Le 1er juillet 2025, les États-Unis officialisent une réduction historique de plus de 80 % du budget de l’USAID, l’Agence américaine pour le développement international. Annoncée depuis plusieurs mois, cette restructuration marque un tournant économique majeur : l’un des principaux bailleurs mondiaux se retire partiellement de la scène sanitaire internationale. Avec à la clé, des économies immédiates pour le budget fédéral… et une pression accrue sur les systèmes de santé de plus de cinquante pays dépendants.

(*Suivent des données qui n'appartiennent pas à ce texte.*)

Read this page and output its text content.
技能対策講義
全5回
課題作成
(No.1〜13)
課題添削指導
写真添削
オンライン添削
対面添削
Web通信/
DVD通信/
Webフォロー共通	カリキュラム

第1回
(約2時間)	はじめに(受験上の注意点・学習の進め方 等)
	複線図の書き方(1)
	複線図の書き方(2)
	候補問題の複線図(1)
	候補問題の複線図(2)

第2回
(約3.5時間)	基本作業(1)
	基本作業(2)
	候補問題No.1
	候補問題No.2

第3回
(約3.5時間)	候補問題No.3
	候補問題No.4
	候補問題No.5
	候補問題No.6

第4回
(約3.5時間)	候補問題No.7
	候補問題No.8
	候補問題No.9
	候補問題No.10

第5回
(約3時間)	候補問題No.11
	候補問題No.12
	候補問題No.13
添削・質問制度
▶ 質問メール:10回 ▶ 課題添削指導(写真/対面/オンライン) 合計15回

Une réduction budgétaire sans précédent
Le budget 2025 adopté par le Congrès prévoit une chute brutale des financements alloués à la santé mondiale via l’USAID, passant de 10,7 milliards de dollars en 2024 à seulement 2,1 milliards. Cette baisse affecte directement plusieurs programmes centraux. Le PEPFAR (Plan présidentiel d’urgence pour la lutte contre le sida), historiquement le plus massif, voit ses dotations réduites de 6,9 milliards à 1,4 milliard. Le fonds de lutte contre le paludisme (PMI) subit également une baisse de 50 % de ses crédits. Les partenariats consacrés à la vaccination infantile, notamment via GAVI et l’UNICEF, sont en grande partie suspendus.
Quant aux mécanismes de réponse aux urgences épidémiques — telles que mpox, polio ou fièvres hémorragiques — ils sont pratiquement à l’arrêt. L’USAID était jusqu’alors le premier bailleur bilatéral en matière de santé mondiale, représentant environ 25 % des flux internationaux hors OCDE dans ce secteur, selon les données croisées de l’OCDE et de la Banque mondiale.
Une économie réelle pour le budget fédéral
Côté américain, la décision s’inscrit dans une stratégie de réduction des dépenses discrétionnaires fédérales. Selon les calculs du Congressional Budget Office (CBO), la coupe dans les programmes de santé permet à elle seule une économie annuelle estimée à 8,6 milliards de dollars.
Pour un foyer fiscal américain moyen, cela équivaut à environ 55 dollars d’économie par an, un chiffre modeste mais symboliquement fort dans le discours fiscal républicain axé sur la « repriorisation des ressources publiques ».
Un choc pour les pays bénéficiaires
ans les pays récipiendaires — principalement en Afrique subsaharienne, en Asie du Sud et en Haïti — les conséquences sont immédiates. L’USAID représentait parfois jusqu’à 60 % des dépenses publiques de santé non infrastructurelles, selon les rapports de l’OMS et de la Banque mondiale. Cette aide permettait de financer de nombreux postes critiques : les traitements antirétroviraux dans la lutte contre le VIH/Sida, les campagnes nationales de vaccination, le salaire de milliers de personnels soignants, ainsi que l’ensemble de la logistique médicale, des chaînes du froid à l’acheminement des diagnostics.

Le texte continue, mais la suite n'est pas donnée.